From Thomas Darby to Charles Taze Russel, Hal Lindsey to Jerry Jenkins and Tim LaHaye many Christians have become excited about the prospect of the End Times and Armageddon. As plain as the meanings of the apocalyptic scriptures are to these people, many others do not see them in quite the same light. Anticipation of the Messiah’s coming as warrior King at the command of legions of angels as they assist him in battle against the forces of evil is something that the millennial Christian has in common with conservative Judaism.

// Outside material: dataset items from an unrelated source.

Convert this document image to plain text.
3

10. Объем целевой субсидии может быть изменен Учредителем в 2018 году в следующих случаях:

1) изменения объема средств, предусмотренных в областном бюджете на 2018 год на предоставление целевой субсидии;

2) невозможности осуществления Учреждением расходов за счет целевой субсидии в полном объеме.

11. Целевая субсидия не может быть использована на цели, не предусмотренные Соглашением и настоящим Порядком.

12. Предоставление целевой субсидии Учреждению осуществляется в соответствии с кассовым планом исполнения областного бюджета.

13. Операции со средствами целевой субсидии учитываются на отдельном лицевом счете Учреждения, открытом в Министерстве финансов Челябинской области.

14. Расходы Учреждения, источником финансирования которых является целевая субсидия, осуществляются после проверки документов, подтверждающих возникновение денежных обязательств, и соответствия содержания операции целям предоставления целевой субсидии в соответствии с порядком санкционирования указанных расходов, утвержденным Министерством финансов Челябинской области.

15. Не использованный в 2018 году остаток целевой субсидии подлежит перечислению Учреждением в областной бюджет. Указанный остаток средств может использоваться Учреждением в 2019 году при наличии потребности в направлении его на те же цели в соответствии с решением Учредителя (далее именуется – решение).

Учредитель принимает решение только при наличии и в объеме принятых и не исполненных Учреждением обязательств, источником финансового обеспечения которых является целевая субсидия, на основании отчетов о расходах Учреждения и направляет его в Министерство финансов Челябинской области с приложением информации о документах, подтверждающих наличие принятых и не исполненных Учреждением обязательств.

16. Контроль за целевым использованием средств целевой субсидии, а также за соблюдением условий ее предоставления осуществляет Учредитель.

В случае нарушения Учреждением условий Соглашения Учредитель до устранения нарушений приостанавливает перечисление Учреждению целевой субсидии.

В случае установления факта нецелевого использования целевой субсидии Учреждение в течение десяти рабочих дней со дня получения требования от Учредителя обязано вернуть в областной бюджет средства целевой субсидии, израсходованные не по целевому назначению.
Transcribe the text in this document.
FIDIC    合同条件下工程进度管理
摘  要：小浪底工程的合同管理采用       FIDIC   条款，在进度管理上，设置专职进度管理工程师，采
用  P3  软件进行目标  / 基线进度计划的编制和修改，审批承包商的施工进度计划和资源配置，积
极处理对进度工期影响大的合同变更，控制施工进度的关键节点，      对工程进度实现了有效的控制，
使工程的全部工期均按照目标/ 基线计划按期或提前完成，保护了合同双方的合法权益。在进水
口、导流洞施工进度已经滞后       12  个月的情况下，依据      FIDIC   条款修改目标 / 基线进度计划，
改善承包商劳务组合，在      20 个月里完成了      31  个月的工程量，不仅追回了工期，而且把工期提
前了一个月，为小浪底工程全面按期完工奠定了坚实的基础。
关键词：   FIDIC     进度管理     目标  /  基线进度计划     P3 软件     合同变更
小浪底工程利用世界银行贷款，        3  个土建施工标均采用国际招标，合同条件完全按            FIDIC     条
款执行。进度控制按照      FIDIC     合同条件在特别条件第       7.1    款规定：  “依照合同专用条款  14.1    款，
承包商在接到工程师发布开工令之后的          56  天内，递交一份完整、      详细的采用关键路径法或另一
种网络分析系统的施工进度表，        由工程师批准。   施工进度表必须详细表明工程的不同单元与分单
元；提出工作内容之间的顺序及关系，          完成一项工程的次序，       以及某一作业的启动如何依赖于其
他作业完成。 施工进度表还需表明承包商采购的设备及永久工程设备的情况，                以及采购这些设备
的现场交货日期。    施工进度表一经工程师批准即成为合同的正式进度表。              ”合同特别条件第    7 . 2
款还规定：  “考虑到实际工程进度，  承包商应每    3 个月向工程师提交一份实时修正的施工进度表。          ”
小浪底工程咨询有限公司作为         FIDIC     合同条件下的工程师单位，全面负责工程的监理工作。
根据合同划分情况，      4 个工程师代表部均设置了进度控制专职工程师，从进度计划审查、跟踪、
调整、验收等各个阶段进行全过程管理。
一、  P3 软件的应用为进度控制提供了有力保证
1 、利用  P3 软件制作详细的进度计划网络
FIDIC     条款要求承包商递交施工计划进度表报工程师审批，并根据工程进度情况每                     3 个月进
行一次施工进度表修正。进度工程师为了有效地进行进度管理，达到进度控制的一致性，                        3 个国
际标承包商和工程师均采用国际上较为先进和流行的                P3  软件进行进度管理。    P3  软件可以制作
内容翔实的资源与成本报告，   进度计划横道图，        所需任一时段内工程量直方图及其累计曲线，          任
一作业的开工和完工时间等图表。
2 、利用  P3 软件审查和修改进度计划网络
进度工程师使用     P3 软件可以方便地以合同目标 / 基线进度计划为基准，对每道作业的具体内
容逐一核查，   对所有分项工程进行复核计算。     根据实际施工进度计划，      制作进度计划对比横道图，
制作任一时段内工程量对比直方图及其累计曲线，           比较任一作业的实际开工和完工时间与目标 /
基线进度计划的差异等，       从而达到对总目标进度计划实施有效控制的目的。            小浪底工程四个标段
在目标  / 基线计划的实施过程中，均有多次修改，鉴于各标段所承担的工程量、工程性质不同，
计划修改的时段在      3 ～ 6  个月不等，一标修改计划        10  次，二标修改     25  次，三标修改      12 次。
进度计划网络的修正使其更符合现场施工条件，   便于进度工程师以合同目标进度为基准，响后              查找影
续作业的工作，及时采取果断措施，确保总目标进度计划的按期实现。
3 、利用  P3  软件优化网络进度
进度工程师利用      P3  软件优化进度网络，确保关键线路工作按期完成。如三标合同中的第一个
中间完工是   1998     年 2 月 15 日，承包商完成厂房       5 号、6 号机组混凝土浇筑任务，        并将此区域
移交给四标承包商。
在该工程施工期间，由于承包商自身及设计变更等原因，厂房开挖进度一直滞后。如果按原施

Jesus’ pacifistic teachings were hard to swallow for a people who had waited so long for justice to be served. They could not accept this ‘weak’ way as The Way to salvation, a Way that enables the follower to experience peace and joy even when oppressed and persecuted. Some objected because they had so much to lose if they risked following this ‘messiah’. Many more, envious and bitter with those who had been ‘blessed’ with more than they had, relished the idea of violent retribution. This Jesus of Nazareth did not meet their expectations of the Messiah and he was soundly dealt with.
The same branches of Christianity that seem to have the most difficulty with Jesus’ simple yet ‘soft’ message of love, sacrifice and grace are also those who are most inclined to take the apocalyptic scriptures literally. To zealously look forward to an exacting final judgment followed by the harsh and brutal punishment of most of the world’s people may be preventing much of the Church from effectively serving the Kingdom. Is Jesus the Messiah, the Christ, or not? Has he come to free us from bondage by showing us his Way? Or will we continue to wait for someone who more closely feeds our ‘righteous’ hunger for vengeance and retribution? It was while nailed to the cross that he said, “It is finished.”